Department of Gastroenterology, Kitasato University, School of Medicine, Kanagawa, Japan.
Research and Development Center for New Medical Frontiers, Kitasato University, School of Medicine, Kanagawa, Japan.
Gastrointest Endosc. 2015 Mar;81(3):682-90. doi: 10.1016/j.gie.2014.10.027.
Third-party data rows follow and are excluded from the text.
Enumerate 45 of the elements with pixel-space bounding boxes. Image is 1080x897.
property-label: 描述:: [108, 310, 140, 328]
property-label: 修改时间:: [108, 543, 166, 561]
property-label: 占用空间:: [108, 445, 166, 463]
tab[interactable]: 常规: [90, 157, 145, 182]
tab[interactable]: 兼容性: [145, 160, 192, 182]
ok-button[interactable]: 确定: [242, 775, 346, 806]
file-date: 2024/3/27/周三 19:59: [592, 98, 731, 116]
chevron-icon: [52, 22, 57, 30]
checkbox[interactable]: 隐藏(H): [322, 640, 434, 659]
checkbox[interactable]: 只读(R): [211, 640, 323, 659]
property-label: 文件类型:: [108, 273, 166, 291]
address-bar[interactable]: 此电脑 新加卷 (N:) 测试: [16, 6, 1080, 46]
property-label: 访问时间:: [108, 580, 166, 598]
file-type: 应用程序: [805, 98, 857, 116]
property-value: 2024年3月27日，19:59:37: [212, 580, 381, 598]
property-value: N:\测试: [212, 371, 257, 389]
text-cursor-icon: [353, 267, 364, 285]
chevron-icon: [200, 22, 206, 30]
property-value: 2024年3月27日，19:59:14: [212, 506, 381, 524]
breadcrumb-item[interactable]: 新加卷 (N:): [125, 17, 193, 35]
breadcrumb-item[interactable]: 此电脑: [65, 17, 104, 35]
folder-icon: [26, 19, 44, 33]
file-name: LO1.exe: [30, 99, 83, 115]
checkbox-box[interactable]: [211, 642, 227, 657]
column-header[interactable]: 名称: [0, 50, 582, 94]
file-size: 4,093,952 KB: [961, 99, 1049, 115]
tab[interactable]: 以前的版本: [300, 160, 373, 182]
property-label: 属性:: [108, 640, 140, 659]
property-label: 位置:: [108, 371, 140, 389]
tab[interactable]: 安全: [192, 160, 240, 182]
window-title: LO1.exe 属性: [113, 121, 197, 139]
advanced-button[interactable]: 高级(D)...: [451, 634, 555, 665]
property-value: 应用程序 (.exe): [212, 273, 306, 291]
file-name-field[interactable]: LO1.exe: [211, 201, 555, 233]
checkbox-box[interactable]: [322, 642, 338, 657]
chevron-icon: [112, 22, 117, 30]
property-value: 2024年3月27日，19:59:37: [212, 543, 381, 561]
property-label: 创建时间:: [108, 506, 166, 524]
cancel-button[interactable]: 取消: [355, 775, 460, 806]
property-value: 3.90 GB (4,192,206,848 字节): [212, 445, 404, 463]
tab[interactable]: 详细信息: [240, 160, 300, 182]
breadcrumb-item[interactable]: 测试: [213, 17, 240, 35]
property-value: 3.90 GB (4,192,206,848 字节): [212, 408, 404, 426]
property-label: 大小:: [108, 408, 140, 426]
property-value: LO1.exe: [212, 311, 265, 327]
BACKGROUND: EUS is one technique used to estimate the invasion depth of early colorectal cancer (CRC), but its diagnostic accuracy remains a matter of debate. OBJECTIVE: To assess the accuracy of EUS for estimating the invasion depth of early CRC. DESIGN: Retrospective analysis. SETTING: Tertiary-care academic medical center. PATIENTS: The invasion depth of early CRC was estimated by EUS from 1989 through 2012. INTERVENTIONS EUS MAIN OUTCOME MEASUREMENTS: Accuracy of EUS diagnosis, risk factors for misdiagnosis, and characteristics of lesions that were difficult to image. RESULTS: We estimated the invasion depth of 714 cases of early CRC on EUS. Of the lesions able to be visualized on EUS, the overall diagnostic accuracy of EUS for differentiating between lesions that could be resected endoscopically (Tis and T1a cancers), and those that required colectomy (T1b cancers) was 89%. Submucosal cancer and a macroscopic classification of superficial type were independent risk factors for misdiagnosis. Ninety lesions (13%) were difficult to image. Risk factors for difficulty in imaging were protruding-type morphology and tumor location in the sigmoid colon or from the descending colon to the cecum. LIMITATIONS: Single center, retrospective. Experienced endoscopists performed EUS. CONCLUSIONS: Although some lesions that were protruding or located in the proximal colon were difficult to visualize, EUS is considered a useful technique for the diagnosis of invasion depth and the selection of treatment in patients with early CRC.
背景:EUS 是一种用于估计早期结直肠癌(CRC)侵袭深度的技术,但它的诊断准确性仍存在争议。 目的:评估 EUS 估计早期 CRC 侵袭深度的准确性。 设计:回顾性分析。 设置:三级保健学术医疗中心。 患者:EUS 用于估计 1989 年至 2012 年早期 CRC 的侵袭深度。 干预措施 EUS 主要观察指标:EUS 诊断的准确性、误诊的危险因素以及难以成像病变的特征。 结果:我们在 EUS 上估计了 714 例早期 CRC 的侵袭深度。在能够在 EUS 上可视化的病变中,EUS 区分能够通过内镜切除(Tis 和 T1a 癌症)和需要结肠切除术(T1b 癌症)的病变的总体诊断准确性为 89%。黏膜下癌和肉眼分类为浅表型是误诊的独立危险因素。90 个病变(13%)难以成像。成像困难的危险因素是外凸型形态和肿瘤位于乙状结肠或从降结肠到盲肠。 局限性:单中心,回顾性。经验丰富的内镜医生进行 EUS。 结论:尽管一些外凸或位于近端结肠的病变难以可视化,但 EUS 被认为是诊断早期 CRC 侵袭深度和选择治疗方法的有用技术。